To Benjamin Franklin from Jean-Baptiste Le Roy, [August? 1778]
From Jean-Baptiste Le Roy
AL: American Philosophical Society
Thursday Morning [August, 1778?]8
Dear friend
I send you Dr. Forster’s Observations made during a voyage round the World and I have marked the page wherein he explains the formation of Those Ilands I spoke to you of and That are hardly higher than high water mark.9 I have marked equally The page wherein he speaks of that curious observation They made aboard a ship at Tahity where they saw the fire running down the chain into the water &c.1 Since I left you my Dear Doctor I reflected on your explanation of the splitted wood in sundry pieces by the Lightning but Tho’ it seemed to me at first to give a good reason of that curious Phaenomenon nevertheless in considering afterwards more attentively of it I thought there was two very strong objections against it.
1st That it splits not only trees but even dry very dry wood such as laths and Beams of roofs in which there seem to remain but very few particles of Water.
2dly That in the wood the water is so disseminated and so spread amongst all its particles of it That the action of that Water must be very Weak and So little able, to produce such violent effects for if the force of the water reduced in Vapour is very strong it is when there is a certain collection of particles together as the Canon Powder of which a certain number collected in a Heap and lighted at once may blow up a House for instance but when spread and disseminated if I may say so, in the whole Mass of the House so that There be a grain of powder there and There you might light the whole I believe without a great effect and I have some notion that amongst the different fire Works there are some made upon that Principle viz. to produce a great fire but with a small explosion.
You know furthermore with what force the water freezing spreads and Breaks Glasses, earthen and China Pots, and even green Barrels and that those violent effects are produced only by the different particles of the air disseminated in the water that unite together and by that Mean acquire The force of Breaking and tearing all that opposes Their action. And a great proof of this is That if you lett the small particles of air go out as they are expelled of the intervals of the particles of water all Those violent effects of the water freezing do not take place and the freezing goes on quietly without any explosion. But your Superior Genius My Dear friend will may be answer these objections and Dispell The Cloud that This Seems to spread upon your Explanation.
Addressed: A Monsieur / Monsieur Franklin deputé / du Congrès / à Passy
8. On July 30, Forster sent his book to BF who must have received it some time in August, and lent it to Le Roy, who is now returning it. See also Vaughan to BF, Aug. 1.
9. The formation of what Cook called the “half-drowned islands,” known today as the Tuamotu Archipelago, was the subject of lively scientific speculation. Forster’s son George, who accompanied his father on Cook’s expedition, wrote: “It remains a subject worthy the investigation of philosophers, to consider from what probable principles these islands are so extremely numerous, and form so great an archipelago to windward of the Society islands. …” George Forster, A Voyage Round the World … (2 vols., London, 1777), II, 46. The father’s theory, offered on pp. 150–1 of his Observations, was that they were fundamentally the product of coral-like animals called lithophytes, and that decomposing organic material from the sea had formed on them a thin layer of soil sufficient to sustain vegetation.
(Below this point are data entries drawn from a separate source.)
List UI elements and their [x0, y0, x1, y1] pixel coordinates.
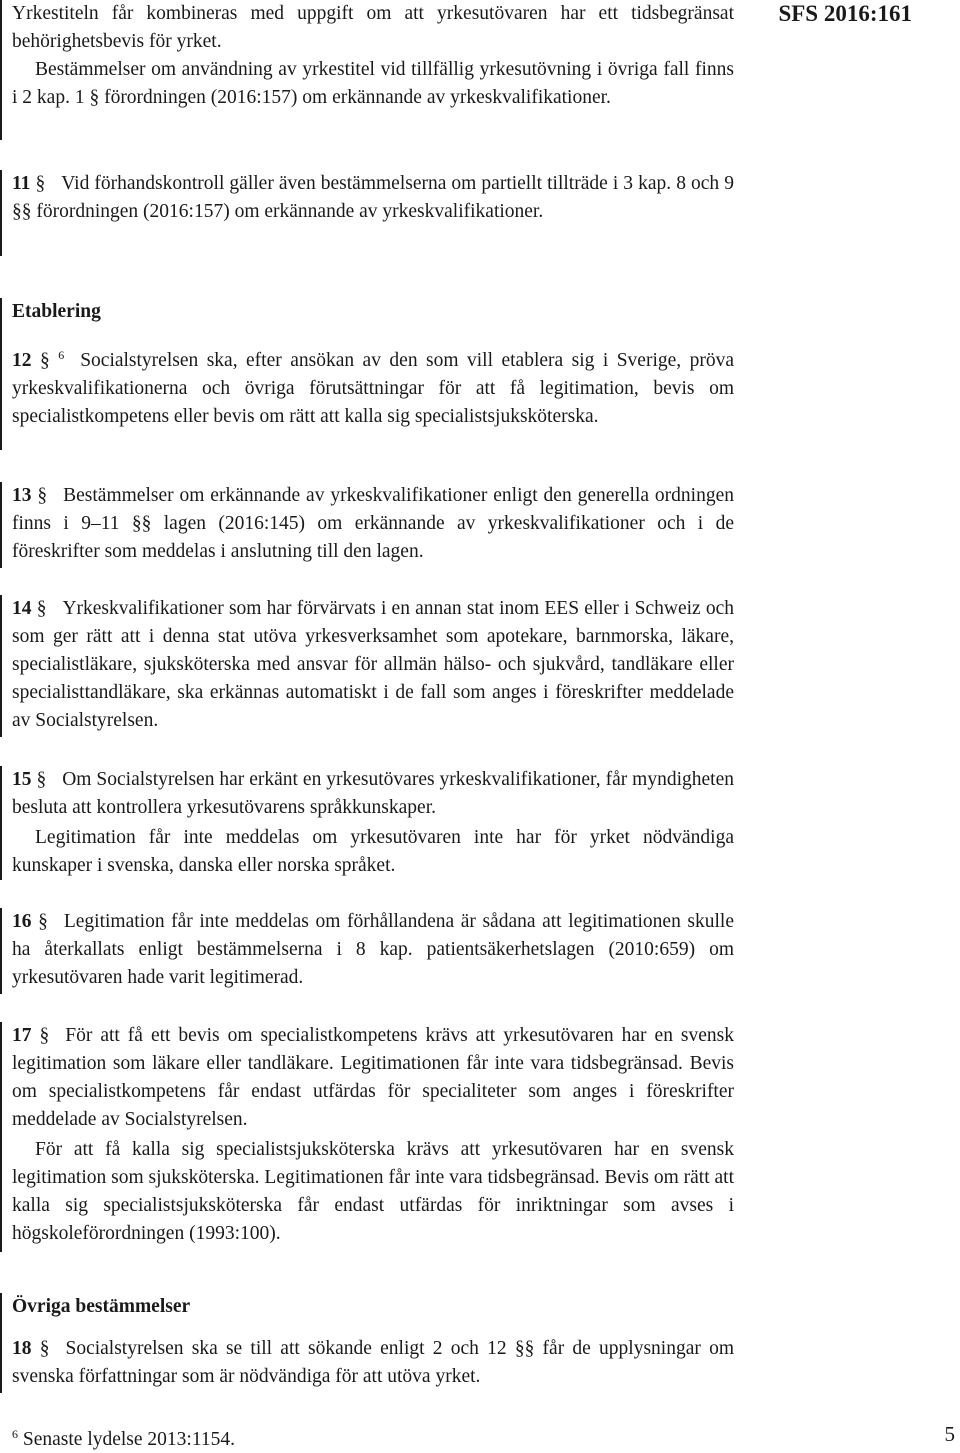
section-text: Yrkeskvalifikationer som har förvärvats i en annan stat inom EES eller i Schweiz och som ger rätt att i denna stat utöva yrkesverksamhet som apotekare, barnmorska, läkare, specialistläkare, sjuksköterska med ansvar för allmän hälso- och sjukvård, tandläkare eller specialisttandläkare, ska erkännas automatiskt i de fall som anges i föreskrifter meddelade av Socialstyrelsen.: [12, 598, 735, 731]
footnote-reference: 6: [58, 348, 65, 362]
change-bar: [0, 595, 2, 737]
section-text: Socialstyrelsen ska, efter ansökan av den som vill etablera sig i Sverige, pröva yrkeskvalifikationerna och övriga förutsättningar för att få legitimation, bevis om specialistkompetens eller bevis om rätt att kalla sig specialistsjuksköterska.: [12, 350, 735, 427]
sfs-number: SFS 2016:161: [778, 1, 912, 26]
section-text: Om Socialstyrelsen har erkänt en yrkesutövares yrkeskvalifikationer, får myndigheten besluta att kontrollera yrkesutövarens språkkunskaper.: [12, 769, 734, 818]
change-bar: [0, 1293, 2, 1393]
section-18: [12, 1335, 734, 1391]
section-number: 15: [12, 769, 32, 790]
section-15-second-paragraph: Legitimation får inte meddelas om yrkesutövaren inte har för yrket nödvändiga kunskaper i svenska, danska eller norska språket.: [12, 827, 734, 876]
section-number: 12: [12, 350, 32, 371]
change-bar: [0, 482, 2, 568]
section-17-second-paragraph: För att få kalla sig specialistsjuksköterska krävs att yrkesutövaren har en svensk legitimation som sjuksköterska. Legitimationen får inte vara tidsbegränsad. Bevis om rätt att kalla sig specialistsjuksköterska får endast utfärdas för inriktningar som avses i högskoleförordningen (1993:100).: [12, 1139, 734, 1244]
section-number: 18: [12, 1338, 32, 1359]
section-12: [12, 341, 734, 431]
heading-ovriga-bestammelser: Övriga bestämmelser: [12, 1296, 191, 1317]
section-text: Vid förhandskontroll gäller även bestämmelserna om partiellt tillträde i 3 kap. 8 och 9 §§ förordningen (2016:157) om erkännande av yrkeskvalifikationer.: [12, 173, 734, 222]
section-text: För att få ett bevis om specialistkompetens krävs att yrkesutövaren har en svensk legitimation som läkare eller tandläkare. Legitimationen får inte vara tidsbegränsad. Bevis om specialistkompetens får endast utfärdas för specialiteter som anges i föreskrifter meddelade av Socialstyrelsen.: [12, 1025, 735, 1130]
section-sign: §: [36, 769, 47, 790]
section-sign: §: [39, 1025, 50, 1046]
section-number: 13: [12, 485, 32, 506]
heading-etablering: Etablering: [12, 301, 101, 322]
change-bar: [0, 908, 2, 994]
section-number: 17: [12, 1025, 32, 1046]
section-sign: §: [35, 173, 46, 194]
section-number: 16: [12, 911, 32, 932]
change-bar: [0, 298, 2, 450]
section-text: Bestämmelser om erkännande av yrkeskvalifikationer enligt den generella ordningen finns i 9–11 §§ lagen (2016:145) om erkännande av yrkeskvalifikationer och i de föreskrifter som meddelas i anslutning till den lagen.: [12, 485, 734, 562]
footnote-mark: 6: [12, 1427, 18, 1441]
section-14: [12, 595, 734, 735]
section-number: 11: [12, 173, 31, 194]
section-sign: §: [36, 598, 47, 619]
change-bar: [0, 766, 2, 880]
page-number: 5: [944, 1422, 955, 1446]
section-15: [12, 766, 734, 822]
paragraph-temporary-practice: Bestämmelser om användning av yrkestitel vid tillfällig yrkesutövning i övriga fall finns i 2 kap. 1 § förordningen (2016:157) om erkännande av yrkeskvalifikationer.: [12, 59, 734, 108]
section-sign: §: [39, 1338, 50, 1359]
section-text: Socialstyrelsen ska se till att sökande enligt 2 och 12 §§ får de upplysningar om svenska författningar som är nödvändiga för att utöva yrket.: [12, 1338, 734, 1387]
paragraph-title-combination: Yrkestiteln får kombineras med uppgift om att yrkesutövaren har ett tidsbegränsat behörighetsbevis för yrket.: [12, 3, 734, 52]
section-number: 14: [12, 598, 32, 619]
section-text: Legitimation får inte meddelas om förhållandena är sådana att legitimationen skulle ha återkallats enligt bestämmelserna i 8 kap. patientsäkerhetslagen (2010:659) om yrkesutövaren hade varit legitimerad.: [12, 911, 734, 988]
section-11: [12, 170, 734, 226]
change-bar: [0, 0, 2, 140]
section-sign: §: [37, 485, 48, 506]
footnote-text: Senaste lydelse 2013:1154.: [22, 1429, 235, 1450]
section-13: [12, 482, 734, 566]
section-16: [12, 908, 734, 992]
change-bar: [0, 1022, 2, 1252]
section-sign: §: [39, 350, 50, 371]
section-17: [12, 1022, 734, 1134]
section-sign: §: [38, 911, 48, 932]
change-bar: [0, 170, 2, 256]
footnote: [12, 1421, 235, 1453]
1. “The isles in the South-Sea are … subject to lightening and thunder storms; for we experienced some at different places and seasons, in the several parts of our voyage over this ocean; and we were now and then obliged to fix the electric chain, to prevent fatal accidents. Once at O-Taheitee, the man who was sent up to the main top-gallant mast head, had scarcely fixed the chain, and another man was still clearing it of the main-chains and shrouds, when the latter received an electric shock, and the fire was seen running down the chain into the water, without doing any damage.” Forster, Observations, p. 119.